Document Type

Working Paper

Publication Date

2017

Abstract

Public Utilities Commissions (PUCs) are charged with regulating a public utility’s rates at levels that serve the public’s interest while allowing the utility’s investors to earn a rate commensurate with that expected by businesses facing similar risks. Although the process of adjusting rates for risk is a staple of modern finance, we know surprisingly little about how well accomplish their regulatory mandate when judged against the benchmarks of financial economics. This article analyzes a dozen years’ worth of gas and electric rate-setting decisions from PUCs in the United States and Canada, demonstrating empirically that allowed returns on equity (ROE) diverge significantly and systematically from the predictions of accepted asset pricing methodologies in finance.
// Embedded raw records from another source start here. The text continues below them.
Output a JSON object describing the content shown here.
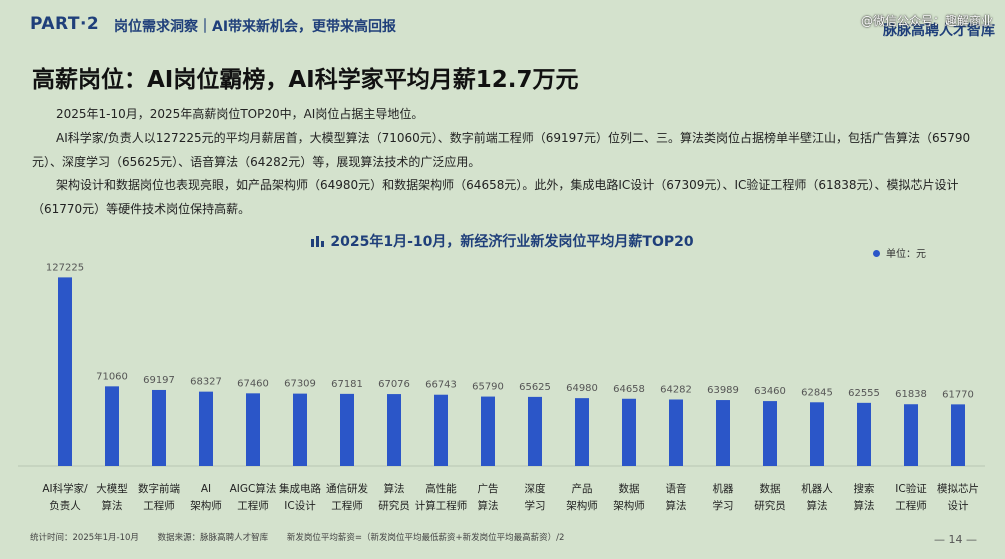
{
  "header": {
    "part": "PART·2",
    "section": "岗位需求洞察｜AI带来新机会，更带来高回报",
    "watermark": "@微信公众号：趣解商业",
    "brand": "脉脉高聘人才智库"
  },
  "headline": "高薪岗位：AI岗位霸榜，AI科学家平均月薪12.7万元",
  "paragraphs": [
    "2025年1-10月，2025年高薪岗位TOP20中，AI岗位占据主导地位。",
    "AI科学家/负责人以127225元的平均月薪居首，大模型算法（71060元）、数字前端工程师（69197元）位列二、三。算法类岗位占据榜单半壁江山，包括广告算法（65790元）、深度学习（65625元）、语音算法（64282元）等，展现算法技术的广泛应用。",
    "架构设计和数据岗位也表现亮眼，如产品架构师（64980元）和数据架构师（64658元）。此外，集成电路IC设计（67309元）、IC验证工程师（61838元）、模拟芯片设计（61770元）等硬件技术岗位保持高薪。"
  ],
  "chart_data": {
    "type": "bar",
    "title": "2025年1月-10月，新经济行业新发岗位平均月薪TOP20",
    "legend": "单位：元",
    "legend_position": "top-right",
    "color": "#2b56c8",
    "categories": [
      [
        "AI科学家/",
        "负责人"
      ],
      [
        "大模型",
        "算法"
      ],
      [
        "数字前端",
        "工程师"
      ],
      [
        "AI",
        "架构师"
      ],
      [
        "AIGC算法",
        "工程师"
      ],
      [
        "集成电路",
        "IC设计"
      ],
      [
        "通信研发",
        "工程师"
      ],
      [
        "算法",
        "研究员"
      ],
      [
        "高性能",
        "计算工程师"
      ],
      [
        "广告",
        "算法"
      ],
      [
        "深度",
        "学习"
      ],
      [
        "产品",
        "架构师"
      ],
      [
        "数据",
        "架构师"
      ],
      [
        "语音",
        "算法"
      ],
      [
        "机器",
        "学习"
      ],
      [
        "数据",
        "研究员"
      ],
      [
        "机器人",
        "算法"
      ],
      [
        "搜索",
        "算法"
      ],
      [
        "IC验证",
        "工程师"
      ],
      [
        "模拟芯片",
        "设计"
      ]
    ],
    "values": [
      127225,
      71060,
      69197,
      68327,
      67460,
      67309,
      67181,
      67076,
      66743,
      65790,
      65625,
      64980,
      64658,
      64282,
      63989,
      63460,
      62845,
      62555,
      61838,
      61770
    ],
    "ylim": [
      30000,
      130000
    ],
    "grid": false
  },
  "footer": {
    "period": "统计时间：2025年1月-10月",
    "source": "数据来源：脉脉高聘人才智库",
    "formula": "新发岗位平均薪资=（新发岗位平均最低薪资+新发岗位平均最高薪资）/2",
    "page": "— 14 —"
  }
}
Our analysis suggests that current regulatory practice more plausibly reflects an amalgam of other non-finance desiderata, including political goals, incentive provision, and regulatory capture. For example, elected PUCs award significantly lower ROEs than appointed ones. We nevertheless conjecture that the divergence of observed regulatory behavior from asset-pricing fundamentals may be due (in part) to a lack of financial valuation expertise among regulators. To test this conjecture, we study a unique field experiment that exposed commissioners and their staffs to immersion training in finance. We find evidence that treated PUCs began to issue ROE rulings that were (moderately) more aligned with standard asset pricing theory than those of untreated placebo groups. Our results suggest that it is possible to train non-expert legal and regulatory decision-makers to exhibit greater fidelity to principles of financial economics.